North Carolina Central University, the historically Black educational institution in Durham, received a three-year, $897,840 grant from the U.S. Department of Health and Human Services to develop techniques for reducing rates of alcohol and drug abuse and HIV transmission among young adults. The grant program will be under the director of Arnold Dennis, executive director of the Juvenile Justice Institute at the university.
Historically Black Johnson C. Smith University in Charlotte, North Carolina, received a $500,000 grant from the Bank of America Charitable Foundation. The grant will fund the Career-to-Career program which provides professional development and training for students so they will be prepared to enter the workforce.
North Carolina State University received a four-year, $12.4 million grant from the Bill and Melinda Gates Foundation to develop genetic improvements to sweet potatoes. The effort hopes to make the crop, an important food staple in sub-Saharan Africa more resistant to drought and insects. Partnering with North Carolina State University on the project will be the National Crops Resources Research Institute in Uganda and the Council for Scientific and Industrial Research in Ghana.

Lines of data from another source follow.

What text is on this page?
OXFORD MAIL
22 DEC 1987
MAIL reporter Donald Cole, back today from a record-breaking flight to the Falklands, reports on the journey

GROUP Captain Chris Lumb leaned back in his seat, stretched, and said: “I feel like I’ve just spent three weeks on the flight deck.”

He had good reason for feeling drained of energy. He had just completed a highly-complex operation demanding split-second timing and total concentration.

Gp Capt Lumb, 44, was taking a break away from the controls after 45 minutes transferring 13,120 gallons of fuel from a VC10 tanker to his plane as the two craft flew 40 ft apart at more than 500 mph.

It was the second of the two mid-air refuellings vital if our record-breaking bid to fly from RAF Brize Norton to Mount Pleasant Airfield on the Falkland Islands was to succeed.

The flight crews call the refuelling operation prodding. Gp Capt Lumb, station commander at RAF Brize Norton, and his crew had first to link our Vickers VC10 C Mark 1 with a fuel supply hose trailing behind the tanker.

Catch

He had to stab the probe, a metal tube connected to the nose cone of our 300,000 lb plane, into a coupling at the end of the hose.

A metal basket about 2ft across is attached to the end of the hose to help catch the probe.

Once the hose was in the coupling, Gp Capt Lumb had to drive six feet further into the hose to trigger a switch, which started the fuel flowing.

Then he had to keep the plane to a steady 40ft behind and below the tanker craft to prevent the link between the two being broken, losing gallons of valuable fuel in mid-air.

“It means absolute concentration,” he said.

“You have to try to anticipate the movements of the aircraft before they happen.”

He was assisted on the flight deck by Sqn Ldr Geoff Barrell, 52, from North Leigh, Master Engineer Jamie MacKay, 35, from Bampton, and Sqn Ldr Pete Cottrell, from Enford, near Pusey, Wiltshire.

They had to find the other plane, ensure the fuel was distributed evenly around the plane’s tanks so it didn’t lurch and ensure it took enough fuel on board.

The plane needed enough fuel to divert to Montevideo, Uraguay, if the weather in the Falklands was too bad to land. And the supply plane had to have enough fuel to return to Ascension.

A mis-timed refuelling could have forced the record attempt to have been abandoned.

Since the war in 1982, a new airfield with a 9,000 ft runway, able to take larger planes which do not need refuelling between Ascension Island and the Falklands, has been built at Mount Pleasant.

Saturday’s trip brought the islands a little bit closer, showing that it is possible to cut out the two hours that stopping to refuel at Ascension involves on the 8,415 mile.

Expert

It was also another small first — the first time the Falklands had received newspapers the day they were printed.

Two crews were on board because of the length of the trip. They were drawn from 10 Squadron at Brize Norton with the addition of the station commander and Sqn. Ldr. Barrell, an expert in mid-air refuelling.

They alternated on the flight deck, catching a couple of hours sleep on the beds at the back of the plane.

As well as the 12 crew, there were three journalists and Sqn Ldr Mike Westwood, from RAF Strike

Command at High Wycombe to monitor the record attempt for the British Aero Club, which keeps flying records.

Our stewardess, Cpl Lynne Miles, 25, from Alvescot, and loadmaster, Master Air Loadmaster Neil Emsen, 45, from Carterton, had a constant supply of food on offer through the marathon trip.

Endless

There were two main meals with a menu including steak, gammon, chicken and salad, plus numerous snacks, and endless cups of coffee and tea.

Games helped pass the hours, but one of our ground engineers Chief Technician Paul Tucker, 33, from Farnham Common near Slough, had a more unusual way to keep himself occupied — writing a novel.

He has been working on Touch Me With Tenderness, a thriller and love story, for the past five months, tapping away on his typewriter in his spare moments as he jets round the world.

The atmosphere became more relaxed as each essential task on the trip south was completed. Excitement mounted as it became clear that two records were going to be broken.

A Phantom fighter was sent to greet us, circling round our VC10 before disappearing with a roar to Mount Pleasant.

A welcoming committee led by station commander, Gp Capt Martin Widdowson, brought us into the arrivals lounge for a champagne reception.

Michigan State University received a five-year, $600,000 grant from the National Science Foundation for a study on how diversity impacts scientists’ ethical behaviors. The researchers are attempting to prove that more diverse research teams promote ethical standards and practices.
Historically Black Texas Southern University in Houston received a five-year, $800,000 grant from the U.S. Department of Homeland Security. The grant will fund curriculum development and support resources for the university’s undergraduate program in maritime transportation.